View Full Version : 265 volts supplying house.
09-20-2005, 10:29 PM
the max for our units is 253 volts.what cautions should i tell my customer on his new purchase of 2 lennox variable speed heat pumps?i have already told him to call the power company,but i could use more ammo to convince him.he seemed like he was going to bluff me off even after i told him it could void his warranty.this man has money and doesnt worry a about sh!t.I probaly wouldnt worry about it too much if it wasnt me that busted my ass installing a damn good job.i like to see my jobs work for 20 years.
09-20-2005, 10:37 PM
Are you a Lennox dealer? If so just make mention of the voltages on your service invoice, have the H/O sign and when there is a problem down the road let Lennox address it.
09-20-2005, 10:50 PM
Not saying this is what is happening with you, but I had a couple of tripped breaker calls after a lightning storm early this summer and checked voltage at panels of both houses and was getting 260 volt readings...I called the electric company myself and asked them to check it out...turned out that my digital voltmeter had a low battery..they guy from the electric company said it happens all the time with digitals when they get low...new battery and sure enough, I was reading the same as him...all was fine.
09-20-2005, 11:10 PM
trust me ive been there and done that when it comes to a low battery meter,but i checked with 2 fluke meters and my helpers uei meter.also we are a lennox dealer.
09-20-2005, 11:10 PM
Originally posted by tinmantu
turned out that my digital voltmeter
Must have been a UEI. :D
09-20-2005, 11:26 PM
Variable speed? Not only bring up the point about being out of spec but Im sure the electronic boards wont like it too much either.
09-21-2005, 01:12 AM
I've seen old delta transformers still in service.Tap the Wrong leg to the service can give this kind of voltage.give them a call and I'll bet the power company will get there pronto.If home owner won't call I sure would. It's their resposibility to deliver proper power.( At least in Tenn.) and you'll be the Hero.
09-21-2005, 09:40 AM
EVERYTHING in that house is at risk!!
09-21-2005, 11:09 AM
"But I have the fastest dryer in town........"
09-21-2005, 12:07 PM
While the motors and heating elements in his house won't be too happy, actually his electronics are the least he has to worry about. The vast majority of modern electronics use switching power supplies. These are extremely tolerant of out-of-spec voltages, so they should be fine. The only electronics I know of that use old-fashioned transformers to do anything interesting are CRT's (Televisions, computer monitors). Also, REALLY cheap AC/DC adaptors might also have a problem, but these are not particularly common.
09-21-2005, 08:05 PM
so, just what are the specs for "switching" power supplies?
re: incoming voltage --
09-21-2005, 09:05 PM
Call the electrical supply company yourself. Make them aware of the problem. It wont cost you anything and may save a lot of headaches down the road.
09-21-2005, 10:40 PM
thanks for the info everybody,i calling tomorrow and im going to be done with this.
09-22-2005, 10:23 AM
While of course every supply is different, just looking at my laptop power "brick", it is spec'd for anything from 100V-240V. It would likely work just fine even in excess of that. I suspect for safety reasons you wouldn't want to run continuously in an overvolt condition, but the supply itself shouldn't care.

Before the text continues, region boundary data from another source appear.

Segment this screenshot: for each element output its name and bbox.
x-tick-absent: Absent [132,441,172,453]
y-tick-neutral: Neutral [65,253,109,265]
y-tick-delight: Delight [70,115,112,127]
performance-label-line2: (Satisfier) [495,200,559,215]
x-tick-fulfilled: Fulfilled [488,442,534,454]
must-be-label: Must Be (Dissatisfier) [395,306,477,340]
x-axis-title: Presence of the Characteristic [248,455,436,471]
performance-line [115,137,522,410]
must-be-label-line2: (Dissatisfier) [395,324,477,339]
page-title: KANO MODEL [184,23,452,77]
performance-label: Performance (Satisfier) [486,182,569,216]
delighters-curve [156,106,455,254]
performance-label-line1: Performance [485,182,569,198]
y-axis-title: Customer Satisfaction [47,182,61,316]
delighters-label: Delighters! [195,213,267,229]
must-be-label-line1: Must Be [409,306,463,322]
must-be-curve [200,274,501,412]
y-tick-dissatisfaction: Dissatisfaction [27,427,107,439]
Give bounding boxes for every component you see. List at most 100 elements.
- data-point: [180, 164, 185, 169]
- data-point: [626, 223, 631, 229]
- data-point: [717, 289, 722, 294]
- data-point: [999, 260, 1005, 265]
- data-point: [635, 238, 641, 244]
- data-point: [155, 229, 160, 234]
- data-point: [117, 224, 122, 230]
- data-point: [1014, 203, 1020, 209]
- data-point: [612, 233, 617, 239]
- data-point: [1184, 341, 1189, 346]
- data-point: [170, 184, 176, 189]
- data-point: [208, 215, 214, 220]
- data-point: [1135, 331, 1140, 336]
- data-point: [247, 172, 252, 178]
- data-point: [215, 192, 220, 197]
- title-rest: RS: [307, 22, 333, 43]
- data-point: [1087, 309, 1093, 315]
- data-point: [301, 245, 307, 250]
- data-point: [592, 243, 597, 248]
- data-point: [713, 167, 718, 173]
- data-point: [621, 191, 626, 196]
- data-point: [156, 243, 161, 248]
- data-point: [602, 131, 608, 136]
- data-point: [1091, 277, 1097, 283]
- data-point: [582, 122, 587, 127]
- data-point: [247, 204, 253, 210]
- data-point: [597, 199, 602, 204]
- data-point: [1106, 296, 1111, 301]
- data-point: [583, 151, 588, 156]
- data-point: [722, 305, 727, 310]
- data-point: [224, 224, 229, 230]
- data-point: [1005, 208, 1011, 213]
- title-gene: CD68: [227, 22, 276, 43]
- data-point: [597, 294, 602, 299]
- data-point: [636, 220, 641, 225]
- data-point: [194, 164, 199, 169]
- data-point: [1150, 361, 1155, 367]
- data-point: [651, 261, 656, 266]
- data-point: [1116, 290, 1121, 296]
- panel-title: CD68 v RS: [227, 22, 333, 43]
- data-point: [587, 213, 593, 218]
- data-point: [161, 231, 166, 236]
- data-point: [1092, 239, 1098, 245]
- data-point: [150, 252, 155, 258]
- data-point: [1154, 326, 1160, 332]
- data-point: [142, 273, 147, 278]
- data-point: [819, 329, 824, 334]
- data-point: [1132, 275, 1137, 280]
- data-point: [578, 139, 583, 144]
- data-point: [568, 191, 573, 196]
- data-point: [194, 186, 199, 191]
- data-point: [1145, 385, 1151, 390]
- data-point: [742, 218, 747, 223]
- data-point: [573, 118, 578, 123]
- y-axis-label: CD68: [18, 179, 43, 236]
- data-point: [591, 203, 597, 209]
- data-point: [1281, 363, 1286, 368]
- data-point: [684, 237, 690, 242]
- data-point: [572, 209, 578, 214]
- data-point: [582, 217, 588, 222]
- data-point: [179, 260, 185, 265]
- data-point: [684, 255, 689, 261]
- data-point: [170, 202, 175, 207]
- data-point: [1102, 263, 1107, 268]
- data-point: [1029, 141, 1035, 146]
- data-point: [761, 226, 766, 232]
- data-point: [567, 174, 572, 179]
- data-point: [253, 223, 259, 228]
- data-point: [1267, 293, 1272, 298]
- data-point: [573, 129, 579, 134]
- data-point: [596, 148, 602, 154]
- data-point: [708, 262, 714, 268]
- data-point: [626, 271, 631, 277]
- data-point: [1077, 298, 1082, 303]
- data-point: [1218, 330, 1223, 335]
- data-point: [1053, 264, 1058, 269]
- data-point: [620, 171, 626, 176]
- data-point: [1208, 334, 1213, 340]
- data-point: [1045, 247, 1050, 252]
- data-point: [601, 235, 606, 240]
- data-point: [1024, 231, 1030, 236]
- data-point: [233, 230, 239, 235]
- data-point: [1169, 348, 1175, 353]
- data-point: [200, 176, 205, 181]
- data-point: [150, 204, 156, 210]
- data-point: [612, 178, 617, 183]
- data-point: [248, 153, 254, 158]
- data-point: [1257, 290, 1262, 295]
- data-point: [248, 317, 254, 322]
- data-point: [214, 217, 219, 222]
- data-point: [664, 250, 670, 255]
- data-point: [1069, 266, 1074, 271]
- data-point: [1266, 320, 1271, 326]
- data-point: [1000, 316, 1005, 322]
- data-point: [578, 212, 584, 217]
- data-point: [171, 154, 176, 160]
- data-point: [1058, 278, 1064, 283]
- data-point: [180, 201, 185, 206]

Power supplies for desktop computers usually require the flipping of a switch, but operate on much the same principles.
A switching power supply has several advantages:
1) Smaller and lighter.
2) Wide range of input voltages without burning up a poor overworked voltage regulator.
3) One supply can produce multiple outputs without too much additional circuity. (A modern computer supply produces five different voltages.)
4) More stable output.
1) Relatively low max output current. (Compared to what you could produce with a transformer and bridge rectifier.)
2) More complicated. (I can build a transformer-based 5V supply with four parts. A switching supply takes far more.)
3) DC output only.
P.S. This is all dimly rememberd from my decidedly least favorite classes, anybody is free to correct me and let me know how badly I should have flunked.
09-22-2005, 09:04 PM
I must disagree with your disadvantage #1. Switching power supplies are capable of very high currents. The power supply in a typical PC supplies 3.3 volts at 40 amps along with 5 volts at 20 amps, plus 12 volts a several amps. Now you know how big a PC supply is. How big would a linear 60hz transformer supply be to produce the same wattage? At least as large as two PCs!
Also look over on the commercial forum. How about those variable speed drives on 2000 ton chillers. Well they are also a form of switching power suppply.